Violette Spillebout : Le vote de la motion de censure plonge la France dans une situation inconnue, qui affaiblit notre pays notamment dans le domaine économique, dans son attractivité pour les investisseurs. Un grand nombre de nos concitoyens, en particulier les agriculteurs, les entrepreneurs, les artisans, ou encore les personnes en recherche d’emploi ont toutes les raisons d’être inquiets de cette situation d’incertitude, qui ne doit pas durer.
Il faut donc collectivement aborder la période qui s’ouvre avec, à la fois, gravité et esprit de responsabilité. Je suis personnellement pro-active actuellement dans les échanges à mener avec les autres groupes politiques pour trouver un accord qui n’a pas pu être noué lors du projet de loi de financement de la sécurité sociale (PLFSS). Au-delà de ce qui est fait opportunément par les présidents de groupe, comme ce qu’a proposé le nôtre Gabriel Attal pour notre groupe Ensemble pour la République, nous avons, nous tous et toutes député(e)s, le devoir de cultiver des relations et des échanges ouverts avec les collègues d’autres groupes de l’arc républicain.
Le Crif : Rejoignez-vous la proposition, énoncée à gauche notamment par l’écologiste Yannick Jadot, de conclure au moins un pacte de non-agression, de non-censure, entre divers courants jusqu’à présent opposés à l’Assemblée nationale, considérant qu’il faut transitoirement trouver un terrain d’entente ?

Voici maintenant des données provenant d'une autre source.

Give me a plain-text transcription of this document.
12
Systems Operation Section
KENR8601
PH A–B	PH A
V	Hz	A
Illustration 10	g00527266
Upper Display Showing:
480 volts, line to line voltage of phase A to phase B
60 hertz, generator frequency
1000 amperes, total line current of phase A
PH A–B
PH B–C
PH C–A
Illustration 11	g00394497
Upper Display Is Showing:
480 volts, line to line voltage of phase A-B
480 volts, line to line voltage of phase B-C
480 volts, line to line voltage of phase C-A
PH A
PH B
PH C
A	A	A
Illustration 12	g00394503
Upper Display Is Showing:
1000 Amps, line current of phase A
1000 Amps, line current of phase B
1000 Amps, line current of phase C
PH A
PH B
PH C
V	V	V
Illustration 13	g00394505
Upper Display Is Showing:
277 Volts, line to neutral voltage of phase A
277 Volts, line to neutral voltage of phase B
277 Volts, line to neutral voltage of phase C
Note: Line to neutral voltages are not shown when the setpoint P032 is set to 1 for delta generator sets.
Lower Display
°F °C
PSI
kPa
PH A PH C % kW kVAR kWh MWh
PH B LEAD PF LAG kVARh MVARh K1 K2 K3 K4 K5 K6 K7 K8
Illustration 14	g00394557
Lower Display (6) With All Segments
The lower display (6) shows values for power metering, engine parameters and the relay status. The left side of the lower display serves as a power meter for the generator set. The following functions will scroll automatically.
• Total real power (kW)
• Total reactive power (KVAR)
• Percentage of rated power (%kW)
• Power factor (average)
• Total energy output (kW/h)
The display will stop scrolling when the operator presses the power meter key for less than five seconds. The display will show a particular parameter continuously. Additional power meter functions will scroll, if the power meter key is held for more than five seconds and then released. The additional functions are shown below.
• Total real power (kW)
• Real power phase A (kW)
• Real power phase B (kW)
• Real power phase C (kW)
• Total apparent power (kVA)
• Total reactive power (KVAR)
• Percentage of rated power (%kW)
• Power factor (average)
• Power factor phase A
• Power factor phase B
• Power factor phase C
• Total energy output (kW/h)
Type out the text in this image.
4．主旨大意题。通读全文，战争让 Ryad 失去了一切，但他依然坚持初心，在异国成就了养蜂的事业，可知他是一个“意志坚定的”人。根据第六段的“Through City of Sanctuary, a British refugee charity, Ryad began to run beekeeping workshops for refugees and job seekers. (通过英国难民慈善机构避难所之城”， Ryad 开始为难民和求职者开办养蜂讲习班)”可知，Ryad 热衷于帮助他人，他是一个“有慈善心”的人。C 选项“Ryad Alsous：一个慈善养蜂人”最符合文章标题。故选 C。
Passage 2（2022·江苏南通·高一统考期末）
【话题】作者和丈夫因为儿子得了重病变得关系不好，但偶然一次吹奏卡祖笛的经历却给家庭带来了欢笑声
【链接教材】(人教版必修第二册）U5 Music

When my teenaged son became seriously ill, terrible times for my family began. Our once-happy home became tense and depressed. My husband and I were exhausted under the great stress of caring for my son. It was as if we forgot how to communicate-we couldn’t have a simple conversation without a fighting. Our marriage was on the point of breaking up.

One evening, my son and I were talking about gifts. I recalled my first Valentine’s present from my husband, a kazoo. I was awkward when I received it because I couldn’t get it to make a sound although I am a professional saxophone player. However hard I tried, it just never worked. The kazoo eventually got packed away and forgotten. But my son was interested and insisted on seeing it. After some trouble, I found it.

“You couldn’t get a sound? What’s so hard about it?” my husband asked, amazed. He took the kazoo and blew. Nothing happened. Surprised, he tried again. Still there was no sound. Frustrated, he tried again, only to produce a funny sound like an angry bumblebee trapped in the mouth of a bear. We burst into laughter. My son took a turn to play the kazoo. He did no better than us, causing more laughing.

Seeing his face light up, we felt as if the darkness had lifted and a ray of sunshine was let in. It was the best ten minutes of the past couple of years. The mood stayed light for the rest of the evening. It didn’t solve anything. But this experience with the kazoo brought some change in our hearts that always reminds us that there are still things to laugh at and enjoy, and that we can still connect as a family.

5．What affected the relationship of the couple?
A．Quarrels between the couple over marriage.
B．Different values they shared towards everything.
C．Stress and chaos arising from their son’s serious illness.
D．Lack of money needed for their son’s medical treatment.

Violette Spillebout : Oui, je suis favorable à cette idée. Cela fait longtemps d’ailleurs que je regrette que certains dirigeants du groupe Les Écologistes se montrent aussi dogmatiques, que certains aient refusé jusqu’à présent des discussions et des rapprochements de points de vue avec le socle commun. Localement à Lille, les discussions que j’ai pu proposer ont été refusées. À l’Assemblée nationale, avec certain(e)s député(e)s de cette partie de la gauche, des discussions ont en revanche eu lieu et parfois, sur certains textes, des convergences se sont manifestées. Il est bien sûr souhaitable, maintenant et pour la période à venir, que des convergences complémentaires puissent se manifester concrètement pour éviter toute nouvelle motion de censure. Que ce soit avec les socialistes ou avec les écologistes, je pense que nous pouvons réussir cette évolution, compte tenu de la gravité de la situation dans laquelle notre pays se trouve. Nous n’aboutirons sans doute pas à une convergence sur tous les sujets bien sûr – chacun des courants gardant naturellement sa spécificité et ses projets de long terme – mais sur quelques points et sur l’idée d’exclure toute nouvelle censure dans la période qui s’ouvre nous pouvons espérer aboutir. Comme l’a souligné le Président de la République, c’est l’intérêt général qui est en jeu.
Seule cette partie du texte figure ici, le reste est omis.